• It’s important to understand the distinction between metrics and loss functions in Machine and Deep Learning.
  • Loss functions are used to optimize a model during training. They are functions defined on a data point, prediction, and label, and they measure the “distance” between the prediction and the label. The goal of a machine learning model is to minimize this difference, or “loss.” For instance, popular loss functions include Mean Squared Error for regression tasks, and Cross-Entropy Loss for classification tasks.
  • On the other hand, evaluation metrics are used to measure the performance of a model on the validation or test set. These metrics help to quantify the performance of a model in terms that make sense to us and align with our goals. For instance, accuracy is a commonly used evaluation metric that tells us the proportion of correct predictions made by our model.
  • The key difference lies in their usage. Loss functions are used to train the model and are differentiable so that the gradients can guide the optimization process. Evaluation metrics, however, are used to understand the model’s performance in real-world, human-understandable terms.
  • Often, there’s a disconnection between the two. The optimization objective (loss function) of a model may not always align with what we ultimately care about (evaluation metric). For instance, you might train a binary classification model with Cross-Entropy Loss, but evaluate it based on its AUC-ROC score, which considers the rank ordering of the predicted probabilities.
  • If that does happen, there are a few strategies to help resolve this disconnect:
    • Surrogate Loss Functions: Use a differentiable surrogate loss function which is a good proxy for the non-differentiable evaluation metric. For example, instead of optimizing for accuracy directly, we might optimize the cross-entropy loss as a proxy, which works well in many cases.
    • Direct Optimization: Some approaches aim to directly optimize the evaluation metric, even if it’s non-differentiable. One way to do this is by using reinforcement learning techniques, where the non-differentiable metric is used as a reward signal. Another approach is to use the method of sub-gradients for non-differentiable functions.
    • Early Stopping: Monitor the evaluation metric on a validation set during training, and stop training when the evaluation metric stops improving, even if the loss function could still be decreased on the training set.
    • Post-processing: Train with a standard differentiable loss function, but then adjust the decision threshold or otherwise post-process the predictions to optimize the evaluation metric.
    • Custom Loss Function: In some cases, it might be possible to design a new differentiable loss function which more closely aligns with the evaluation metric of interest.
  • Now that we have secured the foundation of our understanding, lets continue on here to look at a few common metrics.
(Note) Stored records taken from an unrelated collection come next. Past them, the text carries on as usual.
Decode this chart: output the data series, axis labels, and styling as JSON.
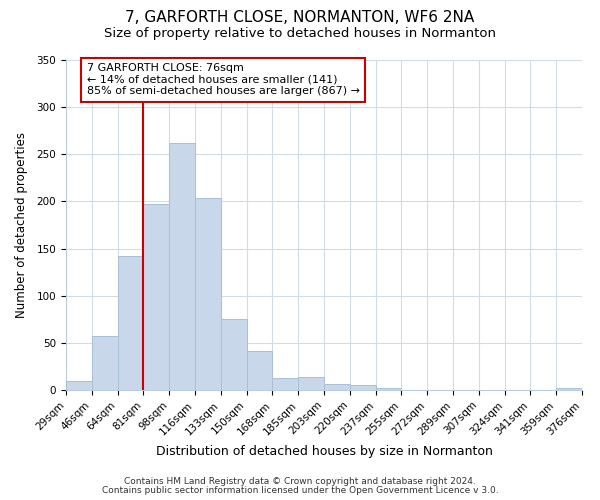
{
  "title": "7, GARFORTH CLOSE, NORMANTON, WF6 2NA",
  "subtitle": "Size of property relative to detached houses in Normanton",
  "xlabel": "Distribution of detached houses by size in Normanton",
  "ylabel": "Number of detached properties",
  "bar_color": "#c8d8ea",
  "bar_edge_color": "#a8c0d8",
  "bins": [
    "29sqm",
    "46sqm",
    "64sqm",
    "81sqm",
    "98sqm",
    "116sqm",
    "133sqm",
    "150sqm",
    "168sqm",
    "185sqm",
    "203sqm",
    "220sqm",
    "237sqm",
    "255sqm",
    "272sqm",
    "289sqm",
    "307sqm",
    "324sqm",
    "341sqm",
    "359sqm",
    "376sqm"
  ],
  "values": [
    10,
    57,
    142,
    197,
    262,
    204,
    75,
    41,
    13,
    14,
    6,
    5,
    2,
    0,
    0,
    0,
    0,
    0,
    0,
    2
  ],
  "ylim": [
    0,
    350
  ],
  "yticks": [
    0,
    50,
    100,
    150,
    200,
    250,
    300,
    350
  ],
  "vline_pos": 3.0,
  "vline_color": "#cc0000",
  "annotation_text": "7 GARFORTH CLOSE: 76sqm\n← 14% of detached houses are smaller (141)\n85% of semi-detached houses are larger (867) →",
  "annotation_box_edge": "#cc0000",
  "footer1": "Contains HM Land Registry data © Crown copyright and database right 2024.",
  "footer2": "Contains public sector information licensed under the Open Government Licence v 3.0.",
  "bg_color": "#ffffff",
  "grid_color": "#d0dce8",
  "title_fontsize": 11,
  "subtitle_fontsize": 9.5,
  "xlabel_fontsize": 9,
  "ylabel_fontsize": 8.5,
  "tick_fontsize": 7.5,
  "footer_fontsize": 6.5,
  "ann_fontsize": 8
}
  • This is one of the most common evaluation metrics in ML, and it is often used in binary and multiclass classification problems. It calculates the proportion of correct predictions out of the total number of predictions.
\[Accuracy = (True Positives + True Negatives) / (Total Number of Predictions)\]


  • Precision is often used in ML and NLP for tasks like information retrieval, where it’s crucial to retrieve as many relevant documents as possible. Precision measures the proportion of relevant instances among the retrieved instances.
\[Precision = True Positives / (True Positives + False Positives)\]


  • Also known as sensitivity or true positive rate, recall measures the proportion of actual positives that were identified correctly.
\[Recall = True Positives / (True Positives + False Negatives)\]

F1 Score

  • The F1 score is the harmonic mean of precision and recall, providing a balance between both. It is particularly useful in cases where either precision or recall may individually present a biased view of the model’s performance, such as in imbalanced datasets.
\[F1 Score = 2 * ((Precision * Recall) / (Precision + Recall))\]

Area Under Curve - Receiver Operating Characteristics (AUC-ROC):

  • This metric is used for binary classification problems. It measures the entire two-dimensional area underneath the entire ROC curve (plotting true positive rate vs false positive rate at various threshold settings).

BLEU Score:

  • BLEU (Bilingual Evaluation Understudy) is a score for comparing a candidate translation of text to one or more reference translations. It’s commonly used in machine translation tasks.

Word Error Rate (WER):

  • WER is commonly used in speech recognition and measures the difference between sequences of words. It is a type of edit distance that counts substitution, deletion, and insertion operations needed to change one sequence into another.


  • Perplexity is a measurement of how well a probability model predicts a sample. In NLP, it’s used to evaluate language models. A lower perplexity indicates better performance.

Mean Squared Error (MSE):

  • Commonly used in regression tasks, MSE measures the average of the squares of the errors - the difference between the estimated values and what is estimated.
\[MSE = 1/n * Σ(actual value - predicted value)^2\]

Mean Absolute Error (MAE):

  • This is another common regression metric, which takes the absolute difference between the target and predicted values.